Ильич смирно висел носом к стенке (после занятия Денис, разумеется, его развернул в исходную позицию), десяток студентов от пятнадцати до пятидесяти лет смотрели с интересом и — может, показалось? — недоверием. На столе у стены стояла переносная доска и всё было готово к началу.

— Exegi monumentum aere perennius[5]… — раскатистые, звучные строки Горация ложились самым лучшим мостом к древней и строгой красоте, прежде всех падежей и наклонений. Так когда-то на самом первом занятии по английскому в школе учительница прочитала им первую страницу из «Тома Сойера»… и навсегда сразила маленького Дениску магией чужого слова, сочностью и глубиной неясного языка, который — только немного постарайся — откроется и тебе.

А от Горация — мостик к Пушкину, это в одну сторону, и к неизвестному древнеегипетскому воспевателю писцов, это в другую. И латинский язык как ворота в мир древней учености и вечной красоты. А теперь переходим к алфавиту — да вы и так его уже все знаете.

Всё получилось! С первого раза, на отлично! Его слушали, от алфавита удалось сразу шагнуть к первому склонению, даже текст самый простенький начали читать, Денис наслаждался этим таинством знакомства с языком, словно по волнам скользил под парусом, а гаванью для него были Надины серые глаза. И с этого самого первого раза — когда не хватало уверенности, сил, терпения — искал эти глаза, возвращался к ним, спрашивал безмолвно: тебе как? Ей было — здорово!

Так бы и сегодня, только Надя не пришла — то ли дочка заболела, то ли еще что, мало ли, семья у нее. Да еще ведь и работала, или, вернее, числилась в том же НИИ, где и муж — правда, в последнее время на полставки, номинально. Так что пришлось собирать деньги самому, но это ничего, не впервой — они же друг друга всегда выручают. Сегодня как раз народ вносил деньги за очередные пять занятий.

Он шел теперь по заснеженной улице к метро, в кармане лежали нетяжелым грузом общественные рубли, из которых, впрочем, он заплатит и себе за декабрь. Так ведь куда проще и выгодней, чем в этих всех казенных институтах! Сам себе голова.

Он читал себе собственные стихи. Это бывало с ним и прежде, он даже не читал их — заново сочинял, погружался в те переживания, в то состояние между небом и землей, когда не знаешь, где явь, а где твоя фантазия — и что нужней, на самом деле:

Белый двор без цели и без века —

тайный стон о нас, и в тополя

как в людские души, переехал

теплый запах старого жилья.

Прежних лет названия — рукою

снов и крыш, раскрытой в синеве.

Белый двор, затверженный Москвою.

Белый двор, развенчанный в Москве.

Век и старый город — с их уходом

стала болью память, ибо там

мы встречали весны по восходам

и года считали по дворам.

Двор, ты вечен. Ибо было чудо.

В этот день мы видели: вокруг

крыши, крыши, снег и свет повсюду.

Ветки, что сплелись, как тень от рук.

Эта фигура возникла словно бы ниоткуда, Денис не заметил, как он подошел — словно хотел время спросить, или дорогу. Но обратился уверенно:

— Денис Васильевич?

— Что? — он вздрогнул. По отчеству к нему не обращались.
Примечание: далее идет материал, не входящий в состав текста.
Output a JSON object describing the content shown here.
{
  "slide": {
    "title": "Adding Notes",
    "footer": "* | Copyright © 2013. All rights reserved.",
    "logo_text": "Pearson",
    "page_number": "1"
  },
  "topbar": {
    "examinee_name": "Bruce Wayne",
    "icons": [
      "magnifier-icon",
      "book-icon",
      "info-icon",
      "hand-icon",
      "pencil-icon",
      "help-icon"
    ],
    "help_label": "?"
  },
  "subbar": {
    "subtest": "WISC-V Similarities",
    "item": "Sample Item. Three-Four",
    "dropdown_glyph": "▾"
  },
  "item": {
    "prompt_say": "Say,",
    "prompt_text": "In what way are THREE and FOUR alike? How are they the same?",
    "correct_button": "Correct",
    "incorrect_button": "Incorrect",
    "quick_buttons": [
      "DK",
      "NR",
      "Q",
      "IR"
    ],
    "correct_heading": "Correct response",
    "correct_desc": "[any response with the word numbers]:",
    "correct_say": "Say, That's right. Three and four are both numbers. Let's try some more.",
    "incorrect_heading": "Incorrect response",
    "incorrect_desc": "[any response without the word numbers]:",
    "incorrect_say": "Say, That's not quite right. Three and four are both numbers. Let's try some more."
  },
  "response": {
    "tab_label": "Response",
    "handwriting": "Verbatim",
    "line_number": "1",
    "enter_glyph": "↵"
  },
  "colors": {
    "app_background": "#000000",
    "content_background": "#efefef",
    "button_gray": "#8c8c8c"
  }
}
— Аксентьев, Денис Васильевич? — неприметный аккуратный человек в аккуратном пальто почти трогал его за рукав, и было всё так знакомо, так тревожно, нехорошо до жути, в особенности с этим ровным и вежливым голосом.

— Да…

— Вы правильно поняли, — усмехнулся тот, — удостоверение показывать надо?

— Да уж покажите, — закипала внутри какая-то ярость.

— Ну, раз вы настаиваете…

Корочки мелькнули, как тогда, в сортире первого гуманитарного. Но на сей раз Денис заставил себя вглядеться в это протокольное лицо, запомнить имя, фамилию, отчество, невысокое звание — такие же грозные и… никакие, как пальто, как интонация, как взгляд незнакомца.

— И что теперь? — он был полон решимости бороться. Не тридцать седьмой, даже не восемьдесят шестой — почти уже девяностый на дворе! Гласность, перестройка, демократизация!

— Да ничего особенного. Есть желание с вами переговорить. Не у меня, но я вас отведу.

— А если я откажусь? Что, арестуете?

— Зачем же, — тот покачал головой, — ну что вы из нас делаете каких-то монстров… Ну, просто тогда придется официально вызывать вас в деканат, Денис Васильевич. Мы бы хотели избежать огласки, да, поди, и вы? Или в военкомат. Или, скажем, нагрянуть с финансово-налоговой проверкой в этот ваш институт культуры... Ах да, у вы же «Университетом Цивилизаций» назвались, вы же планетарного масштаба. Поди, наличные принимаете без ордеров-квитанций? При себе нет их случайно? Объяснить происхождение сможете? Словом, к чему нам эти обременительные формальности? Просто частный небольшой разговор… На часик, не больше. Пойдемте?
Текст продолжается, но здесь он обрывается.